Some of these conclusions may provide useful starting points for future studies. However, any future work in this field will also have to consider a number of methodological issues. For one thing it is not yet clear what is the optimal way to convert functional imaging data (derived from fMRI, EEG or MEG) to graphs for further analysis. In the case of EEG and MEG the influence of volume conduction on graph measures has not been considered, although it is possible that assessment of the clustering coefficient is biased by this. This raises the question whether the analysis should be done in signal or in source space, and if source reconstruction is needed, what algorithm should be used. Another problem is somewhat arbitrary threshold that is needed to convert a matrix of correlations to an unweighted graph. The choice of the threshold remains a bit arbitrary, and studying a whole range of thresholds may raise statistical problems (type II errors) because of the large number of tests that have to be done. One way out may be to model correlation matrices as weighted graphs, taking into account the full information available. However, at this time only few measures are available for weighted graphs. A further problem that frequently occurs when converting matrices of correlations to graphs is the fact that some of the nodes may become disconnected from the network; this presents difficulties in the calculation of clustering coefficients and path lengths. Use of global and local 'efficiency' measures, and harmonic instead of arithmetic means might provide a solution here [27]. A final remark is that the whole spectrum of graph theoretical measures has not yet been explored in most neuroscience studies. An example of study that makes use of a broad range of graph measures is the recent paper by Bassett el al. [113]. Future studies could gain by a careful consideration of all the graph measures which are currently available, and the new measures that are described in physics papers.

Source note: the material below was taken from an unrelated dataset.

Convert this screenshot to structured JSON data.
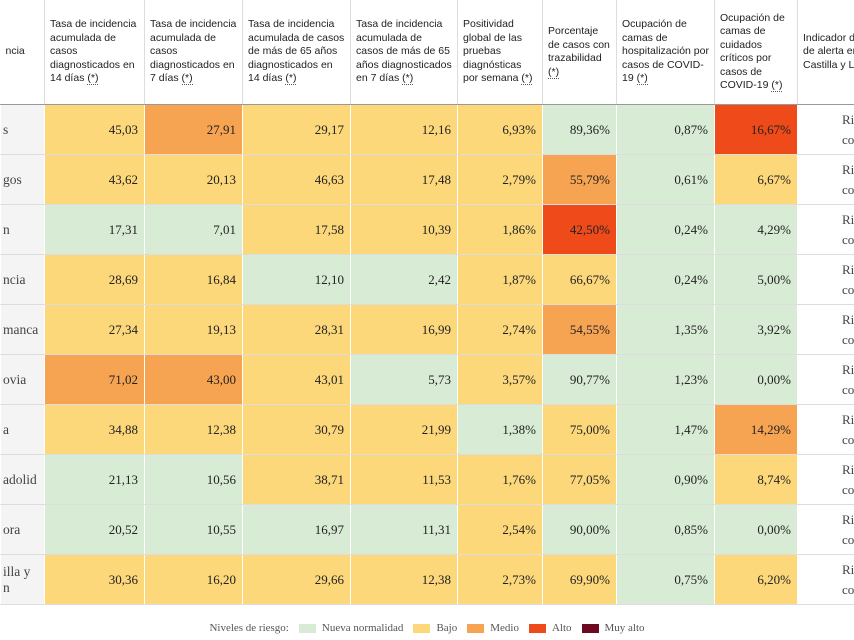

Finally, a number of conceptual issues for future studies deserve mentioning. Some of the questions that have to be addressed by new studies are the following: (i) how does network structure change during growth and development? Some theoretical studies have suggested scenario's explaining how small-world or scale-free networks could emerge by activity dependent changes, but whether these scenario's are a proper description of human brain development is an open question; (ii) related to this problem: it is important to know how do genetic and environmental factors influence network features? An influence of genetic factors on network properties in young adults has been suggested, but the underlying mechanisms are completely unknown. (iii) which network factors provide the best explanation for cognitive functioning? It is clear that certain network properties may be associated with increased synchronizability, and that cognition depends upon the formation and dissolution of synchronized networks in the brain? It is not yet known which network properties are the best predictors of cognitive functioning; (iv) is it possible to detect different characteristic scenarios by which brain pathology changes network structure and function? In particular, could it be that different types of brain disease may be related to either 'random error' or 'targeted attack' of brain networks, and is it possible to predict when and how brain disease will give rise to clinical symptoms? Related to this: could a better understanding of neurological disease at the network level give rise to new treatment approaches? (v) is there a relationship between network properties and susceptibility for seizures? Here the hypothesis that brain disease will convert a healthy small-world network to a more random network with a stronger synchronizability, and thus a lower threshold for pathological synchronization/seizures needs further exploration. (vi) is there a relationship between the 'giant cluster' which emerges at the onset of synchronization and consciousness? The relationship between a single cluster of synchronized neurons and brain areas and consciousness has been suggested by several authors [124, 125]. Graph theory could extend these ideas by providing an explanation how and when such a giant cluster will appear in neuronal networks, and what properties it is likely to have.